A good friend is one who chastises you when you’re driving recklessly. They might even take away your keys, because they’re worried for your safety.

America is that kind of friend to Israel. In her “Explanation of Vote at the Adoption of U.N. Security Council Resolution 2334 on the Situation in the Middle East,” U.S. Ambassador to the United Nations Samantha Power reaffirmed America’s friendship and commitment to Israel’s safety.

For the past 50 years, the U.S. position on Jewish civilian settlements in Arab territories that Israel captured in 1967 is that it “undermines Israel’s security, harms the viability of a negotiated two-state outcome, and erodes prospects for peace and stability in the region.”
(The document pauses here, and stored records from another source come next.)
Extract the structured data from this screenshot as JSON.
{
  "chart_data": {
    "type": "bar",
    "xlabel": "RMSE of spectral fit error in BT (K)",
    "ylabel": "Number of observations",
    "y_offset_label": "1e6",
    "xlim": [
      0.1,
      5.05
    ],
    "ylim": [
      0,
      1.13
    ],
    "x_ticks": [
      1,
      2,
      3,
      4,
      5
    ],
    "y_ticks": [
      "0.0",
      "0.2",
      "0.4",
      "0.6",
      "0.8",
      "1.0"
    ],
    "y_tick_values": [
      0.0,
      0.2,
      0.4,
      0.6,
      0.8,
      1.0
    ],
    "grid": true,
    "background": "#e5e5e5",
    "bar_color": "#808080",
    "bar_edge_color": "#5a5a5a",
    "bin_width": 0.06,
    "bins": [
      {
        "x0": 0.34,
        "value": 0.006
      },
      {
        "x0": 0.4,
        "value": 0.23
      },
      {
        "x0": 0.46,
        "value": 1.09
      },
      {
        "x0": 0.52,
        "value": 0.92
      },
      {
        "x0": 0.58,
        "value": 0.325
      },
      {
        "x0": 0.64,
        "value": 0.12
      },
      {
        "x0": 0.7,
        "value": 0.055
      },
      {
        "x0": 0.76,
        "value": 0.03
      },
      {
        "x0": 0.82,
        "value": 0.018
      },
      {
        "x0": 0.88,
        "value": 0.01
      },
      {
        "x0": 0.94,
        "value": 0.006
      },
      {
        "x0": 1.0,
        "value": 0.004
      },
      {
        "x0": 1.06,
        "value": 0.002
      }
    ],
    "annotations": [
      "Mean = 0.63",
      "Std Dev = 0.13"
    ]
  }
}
The entire world agrees, which is why U.N. Resolution 2334 passed 14-0 in December. This is only the latest of dozens of U.N. resolutions regarding Israel’s occupation of Arab land. The government of Israel has ignored every one of them.

The current Israeli prime minister recently said his government is “more committed to settlements than any in Israel’s history,” and one of his coalition partners said, “The era of the two-state solution is over.”




Power explains, “The settlement problem has gotten so much worse that it is now putting at risk the very viability of that two-state solution. The number of settlers in the roughly 150 authorized Israeli settlements east of the 1967 lines has increased dramatically.” There are now over 590,000 Israeli Jews living on Arab land and there are plans for more than 2,600 new settlement units.

I once advocated for the two-state solution. I agreed with U.S. and world leaders that it was the best thing for Israel’s security. But at this point, I believe the continued settlement expansion and annexation of Arab lands has gone too far to ever allow for the creation of an independent Palestinian state.

This presents an existential dilemma for the Jewish democratic nation. By expanding its borders to encompass the land that was designated for a Palestinian nation, Arab Muslims will outnumber the Jewish population in Israel (“Palestinians to outnumber Jewish population by 2020,” Haaretz, Jan. 1, 2013).If the Palestinians are given the same rights as Jews, as democracy would require, Muslims will soon be running the country and Israel will no longer be a Jewish state. If Israel denies voting rights to the majority of its people, then it will no longer be a democracy.

There is only one way to preserve both democracy and Jewish supremacy in Eretz Israel and that is to expel 6 million Arabs from their homes. If it comes to that, I hope America will be the kind of friend that takes away the keys.